President Yoon Suk-yeol answers questions from reporters at the doorstep of his office in Yongsan when he reported to work on June 23. [JOINT PRESS CORPS]

But Yoon is no longer a prosecutor, and the people are not suspects. South Koreans who achieved industrialization and democracy can be patient, but one they lose patience, they explode to impeach a sitting president. Former president Lee Myung-bak was shaken soon after taking office upon the mad cow scare and subsequent nationwide protests, largely owing to a lack of communication with the public. Yoon with similar vulnerabilities despite his frequent “doorstep” interviews with the press must pay heed to the experience of the former president.

German philosopher Martin Heidegger (1889-1976) said, “Language is the house of being.” Poet Kim Soo-young (1921-1968) had been conscripted by the North Korean military and became a prisoner of war during the Korean War. Upon release and returning home to find his wife who had betrayed him by living with his friend during his absence, Kim was gripped by Heidegger’s words to devote himself back to poetry.

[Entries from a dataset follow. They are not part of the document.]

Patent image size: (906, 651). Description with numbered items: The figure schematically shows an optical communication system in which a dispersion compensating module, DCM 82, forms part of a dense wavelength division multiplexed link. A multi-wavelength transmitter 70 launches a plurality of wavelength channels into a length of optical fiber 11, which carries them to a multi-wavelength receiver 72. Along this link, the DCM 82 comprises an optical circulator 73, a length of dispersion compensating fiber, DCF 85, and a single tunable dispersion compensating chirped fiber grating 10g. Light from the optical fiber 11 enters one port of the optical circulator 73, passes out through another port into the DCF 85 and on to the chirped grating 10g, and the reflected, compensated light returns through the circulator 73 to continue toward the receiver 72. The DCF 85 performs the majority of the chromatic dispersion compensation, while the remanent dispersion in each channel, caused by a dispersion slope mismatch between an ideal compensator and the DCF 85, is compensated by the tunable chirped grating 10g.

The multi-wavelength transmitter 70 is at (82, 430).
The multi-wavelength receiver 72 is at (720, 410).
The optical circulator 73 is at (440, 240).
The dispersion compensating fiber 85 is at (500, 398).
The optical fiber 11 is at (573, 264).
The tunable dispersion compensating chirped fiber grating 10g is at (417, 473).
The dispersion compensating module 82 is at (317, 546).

He resided in the literary world of poetry, where he found his own voice to transcend his and social sufferings from division, war and military regime. Does the new president really understand the people who endured the shames of ideological irrationalities? He must be all-understanding to win public confidence.

Yoon is the victor from an election. He no longer has to compete with others. He must find a restrained voice and language to seek union and cooperation. If he addresses others with empathy and respect, his opponents and people will respond. I hope he discovers his own ethical singularity and defies stereotypes to pursue the good and truth.